Snap's AI push makes for a poor man's Meta


FE Team | Published: May 21, 2024 23:49:09


Co-founder and CEO of Snap Inc. Evan Spiegel holds up a Pixy drone while speaking during the Viva Technology conference dedicated to innovation and startups, at the Porte de Versailles exhibition center in Paris, France recently. — REUTERS

NEW YORK, May 21 (Reuters Breakingviews): Snap Chief Executive Evan Spiegel is sounding more like Mark Zuckerberg. He's chased the same advertisers courted by the Meta Platforms boss, while also spending big on artificial intelligence. Meta stole Snap's thunder in computerized glasses and by aping its core disappearing-messages product. The problem is, Spiegel can't match Zuckerberg's deep pockets.
Spiegel said in an interview, opens new tab with Bloomberg on Sunday that the $26 billion social-media company fell "behind the curve" on machine learning. That's understandable: the co-founder had his hands full fixing Snap's advertising woes, exacerbated by privacy policies from iPhone purveyor Apple. In response, Snap has courted small and medium-sized businesses - a group that Meta's Facebook and Instagram target, too. It's off to a promising start: in the three months ending March, Snap's revenue rose 21 per cent year-over-year to $1.2 billion, its best growth rate since early 2022.
It's spending heavily to get there. Snap's AI efforts, key to its new sales pitch, show up partly as increased infrastructure spending. In 2023's first quarter, Snap spent roughly 59 cents per daily active user on infrastructure. This year, it expects to spend up to 85 cents each quarter. Given analysts anticipate 442 million global Snap members in 2024, according to LSEG, the company is on track to spend $1.5 billion.
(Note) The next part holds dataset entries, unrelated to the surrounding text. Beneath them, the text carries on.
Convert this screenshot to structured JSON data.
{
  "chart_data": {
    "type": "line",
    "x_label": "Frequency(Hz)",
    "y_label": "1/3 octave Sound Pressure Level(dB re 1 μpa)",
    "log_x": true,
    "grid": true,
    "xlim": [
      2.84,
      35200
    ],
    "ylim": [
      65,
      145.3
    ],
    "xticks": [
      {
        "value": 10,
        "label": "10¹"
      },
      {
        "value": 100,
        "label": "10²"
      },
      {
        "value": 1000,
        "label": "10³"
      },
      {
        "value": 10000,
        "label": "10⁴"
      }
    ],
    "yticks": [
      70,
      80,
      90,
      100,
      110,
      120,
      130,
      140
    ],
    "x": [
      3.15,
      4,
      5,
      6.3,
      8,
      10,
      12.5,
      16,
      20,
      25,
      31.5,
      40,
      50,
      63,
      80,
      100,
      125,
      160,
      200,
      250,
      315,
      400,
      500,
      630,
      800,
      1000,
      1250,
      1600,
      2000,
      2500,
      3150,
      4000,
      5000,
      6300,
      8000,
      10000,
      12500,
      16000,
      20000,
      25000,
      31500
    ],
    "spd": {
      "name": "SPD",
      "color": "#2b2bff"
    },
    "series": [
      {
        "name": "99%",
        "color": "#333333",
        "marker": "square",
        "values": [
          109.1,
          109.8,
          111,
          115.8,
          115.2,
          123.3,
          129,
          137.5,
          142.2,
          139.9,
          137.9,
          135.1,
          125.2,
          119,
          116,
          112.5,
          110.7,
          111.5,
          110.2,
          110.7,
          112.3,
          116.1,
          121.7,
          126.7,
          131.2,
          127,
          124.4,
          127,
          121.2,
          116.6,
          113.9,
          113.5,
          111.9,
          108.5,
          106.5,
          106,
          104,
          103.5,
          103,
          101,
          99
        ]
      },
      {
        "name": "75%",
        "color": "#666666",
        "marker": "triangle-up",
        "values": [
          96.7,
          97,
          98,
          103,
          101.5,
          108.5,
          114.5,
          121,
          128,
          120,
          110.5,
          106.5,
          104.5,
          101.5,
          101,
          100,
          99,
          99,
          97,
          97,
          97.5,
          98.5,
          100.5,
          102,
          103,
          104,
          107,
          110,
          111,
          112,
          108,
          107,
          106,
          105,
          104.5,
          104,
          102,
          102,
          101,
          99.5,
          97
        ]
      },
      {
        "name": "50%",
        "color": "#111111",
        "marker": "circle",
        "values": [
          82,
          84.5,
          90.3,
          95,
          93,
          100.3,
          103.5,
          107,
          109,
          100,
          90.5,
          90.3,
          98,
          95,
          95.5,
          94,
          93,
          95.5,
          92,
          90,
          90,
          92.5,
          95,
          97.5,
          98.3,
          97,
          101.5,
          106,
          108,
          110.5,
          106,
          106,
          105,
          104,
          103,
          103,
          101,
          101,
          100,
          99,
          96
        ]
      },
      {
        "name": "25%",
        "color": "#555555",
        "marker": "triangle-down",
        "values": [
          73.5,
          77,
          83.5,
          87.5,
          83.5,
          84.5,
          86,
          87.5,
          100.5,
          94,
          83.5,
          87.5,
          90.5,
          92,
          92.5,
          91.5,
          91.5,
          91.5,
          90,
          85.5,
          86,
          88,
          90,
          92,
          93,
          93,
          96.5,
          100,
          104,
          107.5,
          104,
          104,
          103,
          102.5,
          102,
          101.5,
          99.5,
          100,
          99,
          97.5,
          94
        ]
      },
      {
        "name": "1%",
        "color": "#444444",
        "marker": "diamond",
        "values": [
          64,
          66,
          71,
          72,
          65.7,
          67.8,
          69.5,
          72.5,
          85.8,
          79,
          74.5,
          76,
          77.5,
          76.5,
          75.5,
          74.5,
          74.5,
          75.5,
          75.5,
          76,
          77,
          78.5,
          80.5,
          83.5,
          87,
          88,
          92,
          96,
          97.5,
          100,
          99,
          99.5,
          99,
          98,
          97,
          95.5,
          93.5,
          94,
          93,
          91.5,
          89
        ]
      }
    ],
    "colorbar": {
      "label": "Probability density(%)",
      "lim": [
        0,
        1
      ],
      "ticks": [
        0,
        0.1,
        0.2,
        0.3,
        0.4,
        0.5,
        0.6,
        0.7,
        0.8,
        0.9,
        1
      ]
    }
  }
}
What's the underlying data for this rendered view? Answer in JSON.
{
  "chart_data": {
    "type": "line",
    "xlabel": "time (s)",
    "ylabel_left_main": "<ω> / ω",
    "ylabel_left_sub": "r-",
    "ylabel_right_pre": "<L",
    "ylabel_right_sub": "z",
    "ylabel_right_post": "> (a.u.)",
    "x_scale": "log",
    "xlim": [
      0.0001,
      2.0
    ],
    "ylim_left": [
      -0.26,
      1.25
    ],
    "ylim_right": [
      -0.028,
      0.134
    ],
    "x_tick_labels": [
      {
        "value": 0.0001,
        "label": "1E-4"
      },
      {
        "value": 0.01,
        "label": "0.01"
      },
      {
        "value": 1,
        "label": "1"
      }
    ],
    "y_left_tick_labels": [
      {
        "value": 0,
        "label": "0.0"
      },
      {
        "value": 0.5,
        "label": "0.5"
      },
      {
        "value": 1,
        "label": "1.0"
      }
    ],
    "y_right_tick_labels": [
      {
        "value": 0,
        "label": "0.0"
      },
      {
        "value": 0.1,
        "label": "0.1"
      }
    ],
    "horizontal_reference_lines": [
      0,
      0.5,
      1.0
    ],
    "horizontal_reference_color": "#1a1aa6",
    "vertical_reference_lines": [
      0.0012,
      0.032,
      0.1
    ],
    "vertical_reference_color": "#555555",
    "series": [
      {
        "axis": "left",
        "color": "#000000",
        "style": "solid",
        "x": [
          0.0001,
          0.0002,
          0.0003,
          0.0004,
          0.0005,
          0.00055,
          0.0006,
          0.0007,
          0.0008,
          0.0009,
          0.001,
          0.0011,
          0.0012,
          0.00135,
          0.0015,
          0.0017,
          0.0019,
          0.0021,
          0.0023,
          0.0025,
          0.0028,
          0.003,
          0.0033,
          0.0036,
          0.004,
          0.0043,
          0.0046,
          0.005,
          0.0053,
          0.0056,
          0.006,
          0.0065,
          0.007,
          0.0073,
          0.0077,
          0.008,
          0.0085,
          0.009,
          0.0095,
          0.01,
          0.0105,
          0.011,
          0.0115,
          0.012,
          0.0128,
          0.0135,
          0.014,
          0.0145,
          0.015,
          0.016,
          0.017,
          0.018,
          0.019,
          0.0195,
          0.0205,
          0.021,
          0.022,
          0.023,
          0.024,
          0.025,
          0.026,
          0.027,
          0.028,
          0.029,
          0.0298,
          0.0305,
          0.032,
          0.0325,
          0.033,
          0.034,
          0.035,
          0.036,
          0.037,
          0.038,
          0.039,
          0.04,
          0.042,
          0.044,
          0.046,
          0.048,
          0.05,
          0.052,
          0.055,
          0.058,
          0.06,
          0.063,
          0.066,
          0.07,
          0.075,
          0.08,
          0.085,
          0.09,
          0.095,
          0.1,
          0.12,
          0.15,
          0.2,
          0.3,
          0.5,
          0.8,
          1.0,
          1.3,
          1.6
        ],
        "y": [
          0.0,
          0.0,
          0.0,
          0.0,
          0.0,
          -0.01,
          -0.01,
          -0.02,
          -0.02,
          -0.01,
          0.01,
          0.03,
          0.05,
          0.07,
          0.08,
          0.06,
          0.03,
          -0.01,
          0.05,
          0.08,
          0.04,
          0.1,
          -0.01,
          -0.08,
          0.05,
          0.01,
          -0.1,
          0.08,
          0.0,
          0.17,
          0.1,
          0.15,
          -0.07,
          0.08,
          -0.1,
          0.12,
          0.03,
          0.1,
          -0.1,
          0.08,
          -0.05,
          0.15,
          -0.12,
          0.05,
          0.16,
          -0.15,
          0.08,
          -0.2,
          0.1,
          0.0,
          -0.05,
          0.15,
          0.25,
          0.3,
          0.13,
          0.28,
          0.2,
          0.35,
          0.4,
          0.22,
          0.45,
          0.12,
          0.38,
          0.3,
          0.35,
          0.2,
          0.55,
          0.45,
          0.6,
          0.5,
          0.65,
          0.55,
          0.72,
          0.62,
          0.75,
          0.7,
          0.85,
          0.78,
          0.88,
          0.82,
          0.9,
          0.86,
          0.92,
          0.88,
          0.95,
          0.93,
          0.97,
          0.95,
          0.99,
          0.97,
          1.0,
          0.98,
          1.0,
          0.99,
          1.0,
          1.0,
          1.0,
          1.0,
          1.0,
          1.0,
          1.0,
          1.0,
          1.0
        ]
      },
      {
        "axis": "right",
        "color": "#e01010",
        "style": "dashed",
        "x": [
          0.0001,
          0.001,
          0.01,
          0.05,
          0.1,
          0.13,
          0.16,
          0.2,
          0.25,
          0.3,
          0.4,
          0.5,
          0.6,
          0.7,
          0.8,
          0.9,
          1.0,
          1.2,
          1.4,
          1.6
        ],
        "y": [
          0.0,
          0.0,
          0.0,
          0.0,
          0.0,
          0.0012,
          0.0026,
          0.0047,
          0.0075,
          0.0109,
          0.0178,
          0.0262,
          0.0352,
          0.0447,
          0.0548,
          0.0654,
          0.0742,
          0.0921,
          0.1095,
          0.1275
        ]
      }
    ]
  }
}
Throw in expected research and development costs of $1.3 billion, and it adds up to more than half of what Wall Street believes Snap will generate in revenue.
If that feels familiar, it's because tech giants like Meta are promising their own AI spending sprees. Meta's cost of revenue, which houses infrastructure costs, is expected to equal 19 per cent of its top line in 2024. But Zuckerberg also plans up to $40 billion in capital expenditures this year, roughly a quarter of revenue. Yet Meta's free cash flow nearly doubled year-over-year to $12.5 billion in the first quarter, multiples higher than Snap's $38 million.
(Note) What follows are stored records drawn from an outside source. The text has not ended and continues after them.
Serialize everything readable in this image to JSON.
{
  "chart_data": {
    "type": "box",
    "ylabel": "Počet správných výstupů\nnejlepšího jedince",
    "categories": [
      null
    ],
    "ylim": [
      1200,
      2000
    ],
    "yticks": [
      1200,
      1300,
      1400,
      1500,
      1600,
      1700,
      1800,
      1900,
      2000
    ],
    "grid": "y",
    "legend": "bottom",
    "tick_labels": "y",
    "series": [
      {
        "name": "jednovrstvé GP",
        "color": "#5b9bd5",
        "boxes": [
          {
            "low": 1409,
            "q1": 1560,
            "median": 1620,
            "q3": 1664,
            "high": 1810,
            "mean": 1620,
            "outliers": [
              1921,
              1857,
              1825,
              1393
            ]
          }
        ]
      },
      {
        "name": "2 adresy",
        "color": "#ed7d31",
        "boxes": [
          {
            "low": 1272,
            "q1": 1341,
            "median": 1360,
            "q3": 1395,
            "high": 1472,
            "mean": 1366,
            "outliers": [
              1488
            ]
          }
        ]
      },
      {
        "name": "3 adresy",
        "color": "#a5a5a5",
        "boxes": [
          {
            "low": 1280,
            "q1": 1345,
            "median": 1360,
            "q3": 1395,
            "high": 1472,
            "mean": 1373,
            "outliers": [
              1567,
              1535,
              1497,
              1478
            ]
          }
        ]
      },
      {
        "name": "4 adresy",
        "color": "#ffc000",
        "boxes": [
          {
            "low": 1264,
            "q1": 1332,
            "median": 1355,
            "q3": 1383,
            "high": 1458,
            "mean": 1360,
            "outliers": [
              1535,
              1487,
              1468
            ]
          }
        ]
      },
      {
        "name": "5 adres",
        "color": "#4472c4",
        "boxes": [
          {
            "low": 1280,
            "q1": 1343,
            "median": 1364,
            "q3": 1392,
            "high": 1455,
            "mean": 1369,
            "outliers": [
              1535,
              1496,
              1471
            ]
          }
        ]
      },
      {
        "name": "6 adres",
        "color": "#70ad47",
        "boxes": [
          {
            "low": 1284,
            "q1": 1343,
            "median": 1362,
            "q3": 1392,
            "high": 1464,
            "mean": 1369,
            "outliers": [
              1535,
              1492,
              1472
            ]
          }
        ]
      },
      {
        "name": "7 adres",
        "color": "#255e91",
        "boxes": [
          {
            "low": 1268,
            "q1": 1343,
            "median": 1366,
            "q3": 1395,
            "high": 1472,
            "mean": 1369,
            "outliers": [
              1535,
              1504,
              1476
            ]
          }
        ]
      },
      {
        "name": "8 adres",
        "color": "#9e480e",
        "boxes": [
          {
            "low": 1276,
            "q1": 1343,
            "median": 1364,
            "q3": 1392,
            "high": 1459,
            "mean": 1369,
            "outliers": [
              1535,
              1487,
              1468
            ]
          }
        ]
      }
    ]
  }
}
Meta's fire hose of spending has helped it stay ahead. On the heels of Snapchat's success, Instagram developed, opens new tab its own disappearing "Stories" feature. And after Snap in 2016 launched its ill-fated Spectacles, a set of camera-toting sunglasses, Zuckerberg has since touted his company's partnership with Ray-Ban to produce its own "smart glasses."
Snap's own copycat streak has borne some fruit: shares surged 69 per cent over the past year. But Spiegel is running behind Zuckerberg's AI hype. And unlike Meta, Snap does not have the spending muscle to stay on the technological cutting-edge. Spiegel is following his arch-rival's lead, but it looks a poor man's version.
Snap Chief Executive Evan Spiegel plans to invest more aggressively in artificial intelligence, according to an interview with Bloomberg published on May 19.
The parent of disappearing-messages app Snapchat said on April 25 it expects quarterly infrastructure costs per daily active user to be in the range of 83 cents to 85 cents per quarter for the remainder of the year. That amounts to about $1.5 billion based on the 442 million users analysts estimate the company will have in 2024, according to LSEG.